There’s nothing that sharpens the mind more than the realisation that your target race is only a few weeks away when it only seems like yesterday you started your training plan! Curiously, my thoughts are more focused on changing certain aspects of my life I know will make my running better than the need to step up my training for a fear that I haven’t done enough!
My week in numbers:
Monday – Rest/Mobility
Tuesday – 5.1 miles
Wednesday – Rest/Mobility
Thursday – 3.1 miles
Friday – Rest
Saturday – parkrun
Sunday – 16.3 miles
Total miles: 27.6
On Tuesday, I decided to change my route after seeing a glorious sky at sunrise last week and decided to run towards where my old studio used to be and where I used to enjoy the most amazing sunrises on my way to work every day. This was nice and a bit hillier than my usual route and so might just switch between this route and my other regular route going forward.
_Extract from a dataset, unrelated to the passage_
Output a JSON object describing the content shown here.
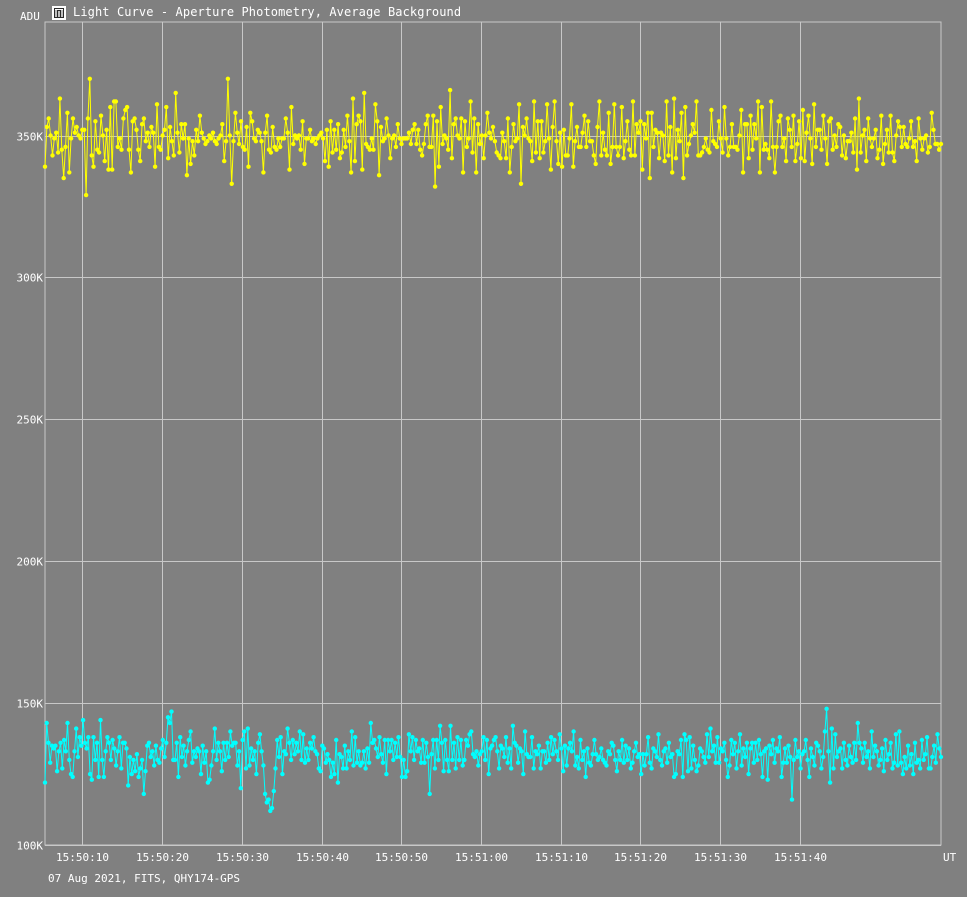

Monday and Wednesday have been filled with ideas and inspiration as I’m making the transition from being a Personal Trainer to a Personal Coach as I offer much more than fitness training and this feels like an exciting step for me. I’m lucky in that my running has helped me process thoughts about the journey ahead for me.
It’s a hard life
Thursday was a little different in that I was asked to take a group of guests out running from Gleneagles Hotel. I used to teach classes there regularly and get asked to do this from time to time and it’s such a nice place to run. They have a 5km route that starts by the main entrance to the hotel and goes around the golf course and back to the entrance again. The great thing is you get amazing views regardless of whether you run this route clockwise or anti-clockwise although it would be pretty special to run it anti-clockwise so that you get a greater view of the sunrise ahead of you. I’m so lucky to be asked to do this. It’s a hard life but someone’s got to do it I suppose.
Saturday was a rare treat in that we decided to do some parkrun tourism by visiting the St Andrews run at Craigtoun Park. We had gone to Malmaison in Dundee for a treat on Friday and having done Camperdown parkrun a few times (all on New Years Day), we decided to try St Andrews. It’s funny as the last few times we’ve stayed in a hotel, it’s been the night before a race and while we had no race this time, we managed to turn our night away into a pre-run event!
The run was really good and a great atmosphere too! It was 3 laps of the park on mostly gravel path. The whole visit was rather nostalgic for me as I recall visiting the park when I was much younger, possibly on a primary school trip but I couldn’t think what was significant about it but then I saw the following sign. They have a mini railway running around the park!
I felt I was running well through the first lap and the second but then I felt the heaviness of my breakfast coming back on me and while I didn’t feel sick, I could feel myself slowing down. I still finished in 19:39, my fastest time of the year so far and while it wasn’t a PB, it was a course PB and I’m taking it! Top tip, even though it’s tempting, don’t overload your plate at breakfast when by the time you’re eating it is getting closer to an hour before the start of the run! I had a bowl of fruit with some yoghurt but it was quite a big bowl.
Today’s run was a bit of a let’s go out and see what I feel like doing kind of effort. While I slept well, I still felt a bit tired when I woke up but soon perked up before I set off. I went out with the idea of doing 2 miles warm up then 2 miles faster than marathon target pace followed by 2 miles at a steady pace and I would do as many reps as I could fit in to the distance I would run. I initially thought 20 but wasn’t really in the frame of mind to do that then though about 14 but as I ran another lap of the North Inch, I settled on 16 miles although the last 2 miles would be faster ones and they’d also be uphill. Great!
I was really pleased that all but the last 2 faster miles were under 7min/miles and so my form work and my training have been paying off. I felt 16 was enough for me today and I’m looking forward to the next few weeks of training. I’m planning on getting better sleep, eating better, resting better and being more specific in my mobility work as I know they will improve the quality of my runs and will help me come race day. The best tweaks you can make to improve your running don’t have to be solely fixed to running!
How’s your training going? When’s your target race?